Dallas isn’t listed as part of Ring’s partner list. But, as a commenter pointed out below, the department has posted to Facebook that it is participating on the Neighbors app, which is Ring’s social media network for video. I’ve emailed for clarification. Our neighbors are mostly in on it: partner departments include University Park, Irving, Mesquite, DeSoto, Balch Springs, Grand Prairie, Richardson, Farmers Branch, Carrollton, The Colony, Frisco, Plano, McKinney, Allen, Selina, Sachse, Colleyville, Richland Hills, and Fort Worth.

Ring’s social network, Neighbors, allows residents to post their videos and talk about them. Sort of like a video-focused NextDoor, for better or worse. Police can chat with users through that, or they can automatically request footage via email with a time and a date. From there, you can turn them down. Or you can give them what they’re asking for. Ring owners are anonymous to the cops, but none of the footage is blurred or redacted.

The program began last March and has since expanded to 401 other departments. There are 57 in Texas that are participating, according to The Post. And the company seems eager to get more onboard. Ring even gifted some to Frisco officers, who felt weird about accepting a product. And there’s this:

In a June email to a New Jersey police officer first reported by Motherboard, a Ring representative suggested ways officers could improve their “opt-in rate” for video requests, including greater interaction with users on the Neighbors app.

“The more users you have the more useful information you can collect,” the representative wrote. Ring says it offers training and education materials to its police partners so they can accurately represent the service’s work.

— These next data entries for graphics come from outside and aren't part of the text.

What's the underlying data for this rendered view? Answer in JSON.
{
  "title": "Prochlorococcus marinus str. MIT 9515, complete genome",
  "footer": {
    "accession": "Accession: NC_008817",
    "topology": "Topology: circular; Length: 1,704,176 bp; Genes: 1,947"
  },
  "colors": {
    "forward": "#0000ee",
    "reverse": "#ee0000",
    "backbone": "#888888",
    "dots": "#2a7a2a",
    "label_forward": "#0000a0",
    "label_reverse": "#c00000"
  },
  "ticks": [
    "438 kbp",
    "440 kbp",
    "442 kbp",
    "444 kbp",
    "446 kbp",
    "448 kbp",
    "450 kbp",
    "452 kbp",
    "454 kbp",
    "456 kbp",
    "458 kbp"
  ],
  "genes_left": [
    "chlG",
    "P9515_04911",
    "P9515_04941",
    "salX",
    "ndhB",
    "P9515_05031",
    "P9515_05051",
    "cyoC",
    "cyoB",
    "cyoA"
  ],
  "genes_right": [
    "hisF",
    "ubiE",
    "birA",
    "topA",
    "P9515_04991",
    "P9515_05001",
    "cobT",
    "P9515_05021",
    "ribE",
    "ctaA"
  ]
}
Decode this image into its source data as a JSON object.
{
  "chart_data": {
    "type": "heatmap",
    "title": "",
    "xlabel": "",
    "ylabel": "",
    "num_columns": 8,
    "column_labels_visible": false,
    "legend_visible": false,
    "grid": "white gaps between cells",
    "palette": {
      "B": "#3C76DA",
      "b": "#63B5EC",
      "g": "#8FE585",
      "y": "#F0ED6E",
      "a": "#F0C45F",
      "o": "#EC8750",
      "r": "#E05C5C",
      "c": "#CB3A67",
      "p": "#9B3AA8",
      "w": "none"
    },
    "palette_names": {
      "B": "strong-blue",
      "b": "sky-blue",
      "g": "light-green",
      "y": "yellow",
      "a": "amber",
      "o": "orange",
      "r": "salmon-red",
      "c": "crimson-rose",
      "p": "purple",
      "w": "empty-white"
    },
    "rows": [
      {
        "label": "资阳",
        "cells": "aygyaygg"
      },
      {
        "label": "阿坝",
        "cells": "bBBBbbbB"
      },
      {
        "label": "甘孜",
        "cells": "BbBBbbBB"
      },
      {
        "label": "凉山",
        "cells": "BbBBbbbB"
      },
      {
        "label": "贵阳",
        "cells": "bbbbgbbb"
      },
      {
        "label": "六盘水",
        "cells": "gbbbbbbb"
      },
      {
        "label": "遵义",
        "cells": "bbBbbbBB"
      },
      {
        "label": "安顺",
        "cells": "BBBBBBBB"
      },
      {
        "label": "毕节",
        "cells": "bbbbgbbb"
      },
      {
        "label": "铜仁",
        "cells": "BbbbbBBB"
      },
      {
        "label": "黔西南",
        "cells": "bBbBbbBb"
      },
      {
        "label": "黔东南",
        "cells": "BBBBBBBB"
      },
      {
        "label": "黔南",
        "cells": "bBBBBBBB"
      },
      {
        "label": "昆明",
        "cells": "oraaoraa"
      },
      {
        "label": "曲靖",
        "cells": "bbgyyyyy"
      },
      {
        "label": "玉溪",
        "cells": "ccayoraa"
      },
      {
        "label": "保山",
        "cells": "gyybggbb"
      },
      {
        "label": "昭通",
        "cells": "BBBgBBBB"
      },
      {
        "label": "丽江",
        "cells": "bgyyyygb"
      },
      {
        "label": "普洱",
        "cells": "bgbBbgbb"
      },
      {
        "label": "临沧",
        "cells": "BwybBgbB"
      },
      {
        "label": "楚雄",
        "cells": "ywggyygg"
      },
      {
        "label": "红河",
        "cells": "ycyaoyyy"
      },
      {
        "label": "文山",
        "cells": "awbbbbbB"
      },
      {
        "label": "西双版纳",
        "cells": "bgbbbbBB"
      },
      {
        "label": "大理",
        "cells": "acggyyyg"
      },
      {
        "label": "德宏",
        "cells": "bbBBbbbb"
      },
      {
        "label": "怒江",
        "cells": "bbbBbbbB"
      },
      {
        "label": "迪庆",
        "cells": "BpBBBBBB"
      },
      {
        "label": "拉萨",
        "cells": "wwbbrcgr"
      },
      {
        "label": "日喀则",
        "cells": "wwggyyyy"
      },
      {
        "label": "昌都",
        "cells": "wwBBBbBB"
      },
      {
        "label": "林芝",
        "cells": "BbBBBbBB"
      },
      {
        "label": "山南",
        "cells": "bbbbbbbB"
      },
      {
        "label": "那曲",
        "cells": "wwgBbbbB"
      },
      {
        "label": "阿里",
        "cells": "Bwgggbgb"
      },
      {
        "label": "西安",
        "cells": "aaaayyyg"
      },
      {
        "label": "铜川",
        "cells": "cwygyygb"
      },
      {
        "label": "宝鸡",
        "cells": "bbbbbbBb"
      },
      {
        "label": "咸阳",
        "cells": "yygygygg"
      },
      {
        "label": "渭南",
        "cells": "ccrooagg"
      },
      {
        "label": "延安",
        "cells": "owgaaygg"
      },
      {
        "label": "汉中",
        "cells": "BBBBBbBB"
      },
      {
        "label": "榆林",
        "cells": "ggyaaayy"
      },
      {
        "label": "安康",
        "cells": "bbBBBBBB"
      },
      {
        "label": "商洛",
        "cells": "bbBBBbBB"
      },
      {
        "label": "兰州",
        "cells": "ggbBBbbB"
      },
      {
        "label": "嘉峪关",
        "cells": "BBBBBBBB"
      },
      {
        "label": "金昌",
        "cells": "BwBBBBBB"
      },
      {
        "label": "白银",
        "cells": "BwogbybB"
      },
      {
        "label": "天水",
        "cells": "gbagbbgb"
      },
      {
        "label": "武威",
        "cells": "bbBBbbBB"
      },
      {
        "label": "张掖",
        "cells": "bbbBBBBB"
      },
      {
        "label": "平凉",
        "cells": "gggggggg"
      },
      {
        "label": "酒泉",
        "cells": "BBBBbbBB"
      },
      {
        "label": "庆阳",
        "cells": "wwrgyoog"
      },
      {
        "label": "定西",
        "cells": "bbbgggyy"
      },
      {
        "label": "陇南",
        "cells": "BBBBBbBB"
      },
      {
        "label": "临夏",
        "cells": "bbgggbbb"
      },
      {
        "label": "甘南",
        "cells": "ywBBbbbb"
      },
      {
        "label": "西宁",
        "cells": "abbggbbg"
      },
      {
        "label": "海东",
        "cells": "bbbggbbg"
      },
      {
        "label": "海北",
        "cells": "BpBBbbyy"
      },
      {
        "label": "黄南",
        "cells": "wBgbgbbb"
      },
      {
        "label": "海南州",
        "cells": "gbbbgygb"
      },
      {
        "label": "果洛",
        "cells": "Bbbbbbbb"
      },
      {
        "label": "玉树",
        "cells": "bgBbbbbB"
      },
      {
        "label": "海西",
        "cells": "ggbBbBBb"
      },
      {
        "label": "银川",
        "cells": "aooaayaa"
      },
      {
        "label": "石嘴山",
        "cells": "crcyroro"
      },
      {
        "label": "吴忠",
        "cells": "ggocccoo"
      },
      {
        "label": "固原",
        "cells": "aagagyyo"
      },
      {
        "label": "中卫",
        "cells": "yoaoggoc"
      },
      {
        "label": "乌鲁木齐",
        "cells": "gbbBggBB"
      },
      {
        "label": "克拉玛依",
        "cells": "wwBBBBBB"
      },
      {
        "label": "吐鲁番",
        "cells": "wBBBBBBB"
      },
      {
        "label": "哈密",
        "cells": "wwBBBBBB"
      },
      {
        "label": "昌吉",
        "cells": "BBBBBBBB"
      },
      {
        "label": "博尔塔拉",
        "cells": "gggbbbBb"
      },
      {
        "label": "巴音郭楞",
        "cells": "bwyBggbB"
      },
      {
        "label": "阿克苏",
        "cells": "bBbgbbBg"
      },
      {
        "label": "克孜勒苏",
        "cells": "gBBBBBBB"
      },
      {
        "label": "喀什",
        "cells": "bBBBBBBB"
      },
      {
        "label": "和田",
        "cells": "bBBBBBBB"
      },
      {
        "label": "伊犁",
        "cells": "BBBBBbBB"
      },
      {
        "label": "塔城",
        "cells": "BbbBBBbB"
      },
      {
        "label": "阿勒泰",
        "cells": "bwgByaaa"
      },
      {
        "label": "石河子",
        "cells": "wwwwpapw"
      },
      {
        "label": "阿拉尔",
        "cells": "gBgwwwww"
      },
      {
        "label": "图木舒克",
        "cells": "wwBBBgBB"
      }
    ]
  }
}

And here’s a quote from the other side:

“It’s a business model based in paranoia,” said Evan Greer, deputy director for the digital advocacy group Fight for the Future. “They’re doing what Uber did for taxis, but for surveillance cameras, by making them more user-friendly. … It’s a privately run surveillance dragnet built outside the democratic process, but they’re marketing it as just another product, just another app.”